Professor of Physics & Chemistry, Chair of Physics Department
F21 Class of 2000
After being born in Queens, NY and growing up on Long Island, I went to Pennsylvania and earned an AB from Lafayette College in 1977. Returning to Long Island, I earned my PhD in 1982 from the State University of New York at Stony Brook where the topic of my dissertation was polymer statics and dynamics using quasi-elastic light scattering. After spending a year at the University of Hartford as a visiting assistant Professor, I moved to Lubbock, TX, to become a R.A. Welch Postdoctoral Fellow at the Picosecond and Quantum Radiation Laboratory of Texas Tech University (1983 – 85). My research involved investigating the effects of solvent dynamics on cis-trans isomerization as well as electron and proton transfer reactions. In 1985 I joined the faculty of Worcester Polytechnic Institute where I was an Assistant Professor in the Chemistry Department. That being a very unhappy experience and I vowed to leave academics forever. It was that experience that, in later years, made me a strong proponent of mentoring untenured faculty.
I left for Albuquerque, NM in 1987, where I worked as a Research Chemist (1987 -1989) and as a Research Physicist (1989 -1993) at the Nonlinear Optics Center of Excellence of the Air Force Phillips Laboratory (now the Air Force Research Laboratory). At the Air Force laboratory I was engaged in nonlinear optics and laser science research. While at the Air Force laboratory, I began to advise PhD students from the University of New Mexico. Within a short time I found myself at the University, teaching evening sections of Introductory and Modern Physics. It was time to return to the academy, (so much for vows).

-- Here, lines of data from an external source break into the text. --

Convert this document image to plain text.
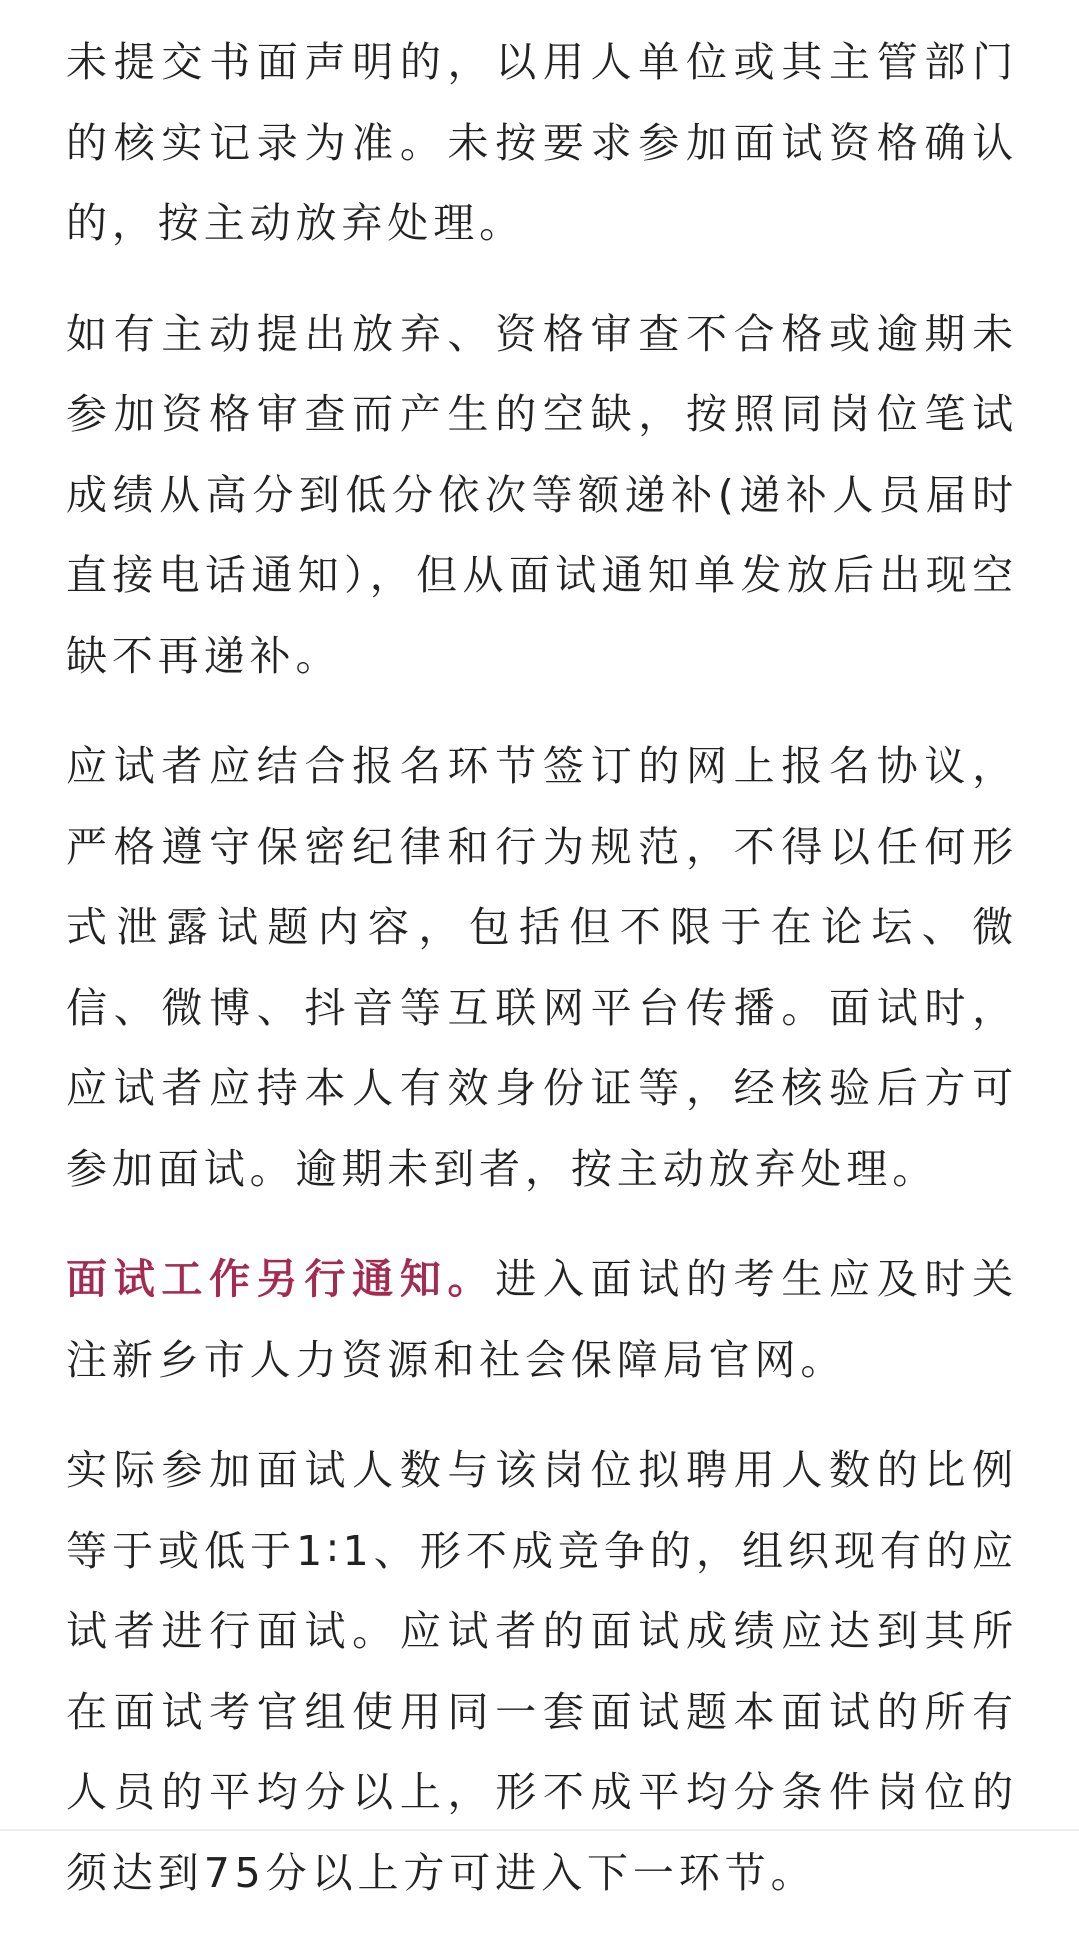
未提交书面声明的，以用人单位或其主管部门的核实记录为准。未按要求参加面试资格确认的，按主动放弃处理。

如有主动提出放弃、资格审查不合格或逾期未参加资格审查而产生的空缺，按照同岗位笔试成绩从高分到低分依次等额递补(递补人员届时直接电话通知），但从面试通知单发放后出现空缺不再递补。

应试者应结合报名环节签订的网上报名协议，严格遵守保密纪律和行为规范，不得以任何形式泄露试题内容，包括但不限于在论坛、微信、微博、抖音等互联网平台传播。面试时，应试者应持本人有效身份证等，经核验后方可参加面试。逾期未到者，按主动放弃处理。

面试工作另行通知。进入面试的考生应及时关注新乡市人力资源和社会保障局官网。

实际参加面试人数与该岗位拟聘用人数的比例等于或低于1∶1、形不成竞争的，组织现有的应试者进行面试。应试者的面试成绩应达到其所在面试考官组使用同一套面试题本面试的所有人员的平均分以上，形不成平均分条件岗位的须达到75分以上方可进入下一环节。
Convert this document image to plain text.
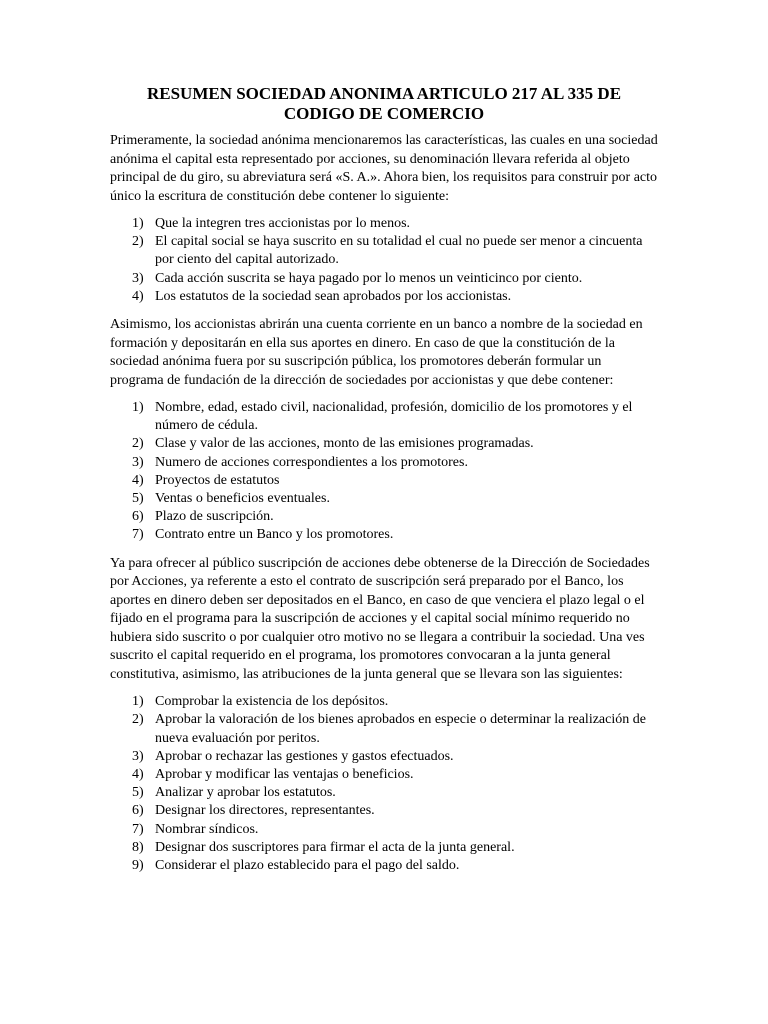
RESUMEN SOCIEDAD ANONIMA ARTICULO 217 AL 335 DE CODIGO DE COMERCIO

Primeramente, la sociedad anónima mencionaremos las características, las cuales en una sociedad anónima el capital esta representado por acciones, su denominación llevara referida al objeto principal de du giro, su abreviatura será «S. A.». Ahora bien, los requisitos para construir por acto único la escritura de constitución debe contener lo siguiente:

1) Que la integren tres accionistas por lo menos.
2) El capital social se haya suscrito en su totalidad el cual no puede ser menor a cincuenta por ciento del capital autorizado.
3) Cada acción suscrita se haya pagado por lo menos un veinticinco por ciento.
4) Los estatutos de la sociedad sean aprobados por los accionistas.

Asimismo, los accionistas abrirán una cuenta corriente en un banco a nombre de la sociedad en formación y depositarán en ella sus aportes en dinero. En caso de que la constitución de la sociedad anónima fuera por su suscripción pública, los promotores deberán formular un programa de fundación de la dirección de sociedades por accionistas y que debe contener:

1) Nombre, edad, estado civil, nacionalidad, profesión, domicilio de los promotores y el número de cédula.
2) Clase y valor de las acciones, monto de las emisiones programadas.
3) Numero de acciones correspondientes a los promotores.
4) Proyectos de estatutos
5) Ventas o beneficios eventuales.
6) Plazo de suscripción.
7) Contrato entre un Banco y los promotores.

Ya para ofrecer al público suscripción de acciones debe obtenerse de la Dirección de Sociedades por Acciones, ya referente a esto el contrato de suscripción será preparado por el Banco, los aportes en dinero deben ser depositados en el Banco, en caso de que venciera el plazo legal o el fijado en el programa para la suscripción de acciones y el capital social mínimo requerido no hubiera sido suscrito o por cualquier otro motivo no se llegara a contribuir la sociedad. Una ves suscrito el capital requerido en el programa, los promotores convocaran a la junta general constitutiva, asimismo, las atribuciones de la junta general que se llevara son las siguientes:

1) Comprobar la existencia de los depósitos.
2) Aprobar la valoración de los bienes aprobados en especie o determinar la realización de nueva evaluación por peritos.
3) Aprobar o rechazar las gestiones y gastos efectuados.
4) Aprobar y modificar las ventajas o beneficios.
5) Analizar y aprobar los estatutos.
6) Designar los directores, representantes.
7) Nombrar síndicos.
8) Designar dos suscriptores para firmar el acta de la junta general.
9) Considerar el plazo establecido para el pago del saldo.
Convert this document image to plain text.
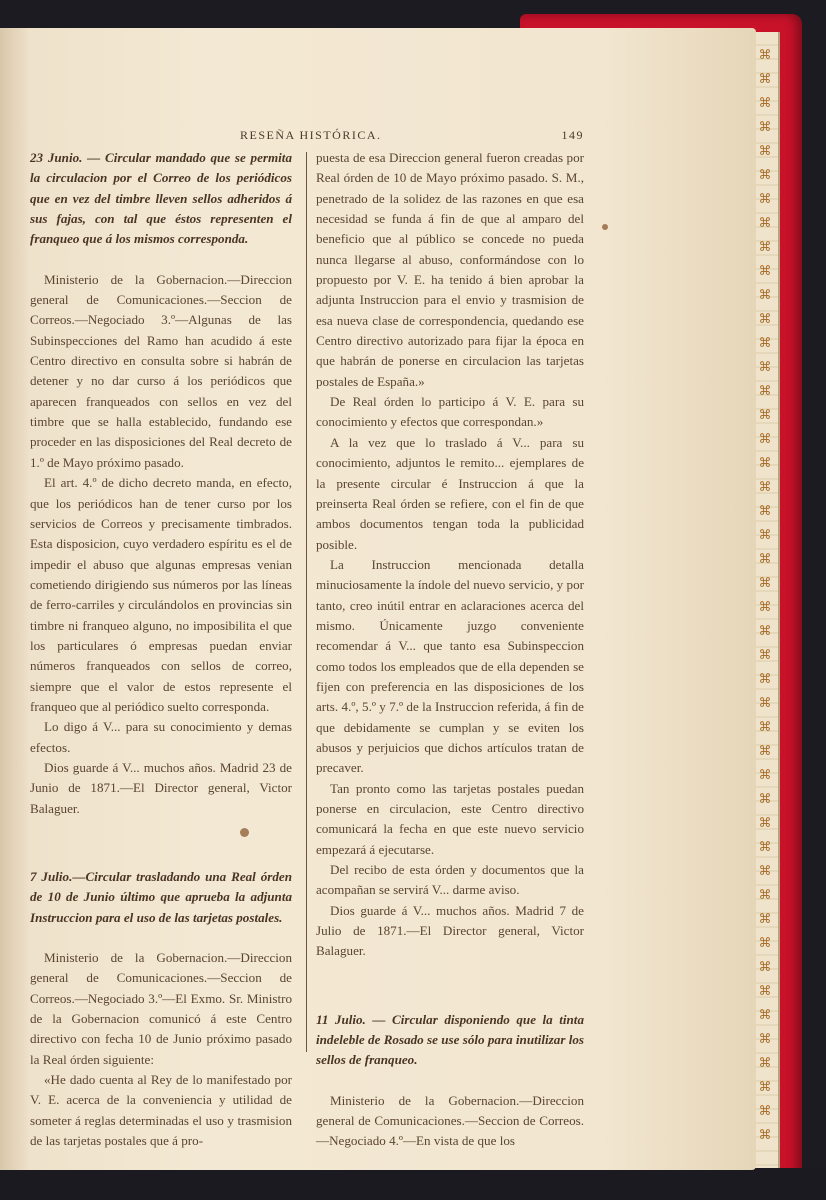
⌘
⌘
⌘
⌘
⌘
⌘
⌘
⌘
⌘
⌘
⌘
⌘
⌘
⌘
⌘
⌘
⌘
⌘
⌘
⌘
⌘
⌘
⌘
⌘
⌘
⌘
⌘
⌘
⌘
⌘
⌘
⌘
⌘
⌘
⌘
⌘
⌘
⌘
⌘
⌘
⌘
⌘
⌘
⌘
⌘
⌘
RESEÑA HISTÓRICA.	149

23 Junio. — Circular mandado que se permita la circulacion por el Correo de los periódicos que en vez del timbre lleven sellos adheridos á sus fajas, con tal que éstos representen el franqueo que á los mismos corresponda.

Ministerio de la Gobernacion.—Direccion general de Comunicaciones.—Seccion de Correos.—Negociado 3.º—Algunas de las Subinspecciones del Ramo han acudido á este Centro directivo en consulta sobre si habrán de detener y no dar curso á los periódicos que aparecen franqueados con sellos en vez del timbre que se halla establecido, fundando ese proceder en las disposiciones del Real decreto de 1.º de Mayo próximo pasado.

El art. 4.º de dicho decreto manda, en efecto, que los periódicos han de tener curso por los servicios de Correos y precisamente timbrados. Esta disposicion, cuyo verdadero espíritu es el de impedir el abuso que algunas empresas venian cometiendo dirigiendo sus números por las líneas de ferro-carriles y circulándolos en provincias sin timbre ni franqueo alguno, no imposibilita el que los particulares ó empresas puedan enviar números franqueados con sellos de correo, siempre que el valor de estos represente el franqueo que al periódico suelto corresponda.

Lo digo á V... para su conocimiento y demas efectos.

Dios guarde á V... muchos años. Madrid 23 de Junio de 1871.—El Director general, Victor Balaguer.

7 Julio.—Circular trasladando una Real órden de 10 de Junio último que aprueba la adjunta Instruccion para el uso de las tarjetas postales.

Ministerio de la Gobernacion.—Direccion general de Comunicaciones.—Seccion de Correos.—Negociado 3.º—El Exmo. Sr. Ministro de la Gobernacion comunicó á este Centro directivo con fecha 10 de Junio próximo pasado la Real órden siguiente:

«He dado cuenta al Rey de lo manifestado por V. E. acerca de la conveniencia y utilidad de someter á reglas determinadas el uso y trasmision de las tarjetas postales que á pro-

puesta de esa Direccion general fueron creadas por Real órden de 10 de Mayo próximo pasado. S. M., penetrado de la solidez de las razones en que esa necesidad se funda á fin de que al amparo del beneficio que al público se concede no pueda nunca llegarse al abuso, conformándose con lo propuesto por V. E. ha tenido á bien aprobar la adjunta Instruccion para el envio y trasmision de esa nueva clase de correspondencia, quedando ese Centro directivo autorizado para fijar la época en que habrán de ponerse en circulacion las tarjetas postales de España.»

De Real órden lo participo á V. E. para su conocimiento y efectos que correspondan.»

A la vez que lo traslado á V... para su conocimiento, adjuntos le remito... ejemplares de la presente circular é Instruccion á que la preinserta Real órden se refiere, con el fin de que ambos documentos tengan toda la publicidad posible.

La Instruccion mencionada detalla minuciosamente la índole del nuevo servicio, y por tanto, creo inútil entrar en aclaraciones acerca del mismo. Únicamente juzgo conveniente recomendar á V... que tanto esa Subinspeccion como todos los empleados que de ella dependen se fijen con preferencia en las disposiciones de los arts. 4.º, 5.º y 7.º de la Instruccion referida, á fin de que debidamente se cumplan y se eviten los abusos y perjuicios que dichos artículos tratan de precaver.

Tan pronto como las tarjetas postales puedan ponerse en circulacion, este Centro directivo comunicará la fecha en que este nuevo servicio empezará á ejecutarse.

Del recibo de esta órden y documentos que la acompañan se servirá V... darme aviso.

Dios guarde á V... muchos años. Madrid 7 de Julio de 1871.—El Director general, Victor Balaguer.

11 Julio. — Circular disponiendo que la tinta indeleble de Rosado se use sólo para inutilizar los sellos de franqueo.

Ministerio de la Gobernacion.—Direccion general de Comunicaciones.—Seccion de Correos.—Negociado 4.º—En vista de que los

Interested mainly in a position at a Liberal Arts college, where I could dedicate some of my energies to working on pedagogy, I joined the Allegheny faculty in 1993. I was hired as an Associate Professor, with a joint appointment in both the Chemistry and Physics Departments, earning tenure the Spring of 2000. During the 2001-02 academic year, I was a Fulbright Scholar in Budapest, Hungary, working at the Research Institute for Solid State Physics and Optics of the Hungarian Academy of Sciences. There I studied the optical properties liquid crystals doped with trace amount of dye. That same year I was promoted to the rank of Professor. Since then, I have returned to the Research Institute in Budapest every summer, bringing undergraduate students with me (this is where my interest in global dimensions comes in). In 2004 I became Chair of the Physics Department. I am a member of the Faculty for the Twenty First Century (Project Kaleidoscope), and the Optical Society of America. I have also published more than a few articles with undergraduate student co-authors in the Journal of the Optical Society, Optics Communications, Journal of Chemical Physics, Physical Review, Journal of Applied Physics, and Review of Scientific Instruments.
Finally, I have two wonderful sons; both are attending Liberal Arts colleges. My wife, Melissa, is a High School Physics and Chemistry teacher. To keep us company, now that the nest is empty, are our dogs; Shayna, an eleven year-old sprightly golden retriever, and Nandi, a four year-old bernese mountain dog, whose elevator really does go to the top…he just prefers to take the stairs.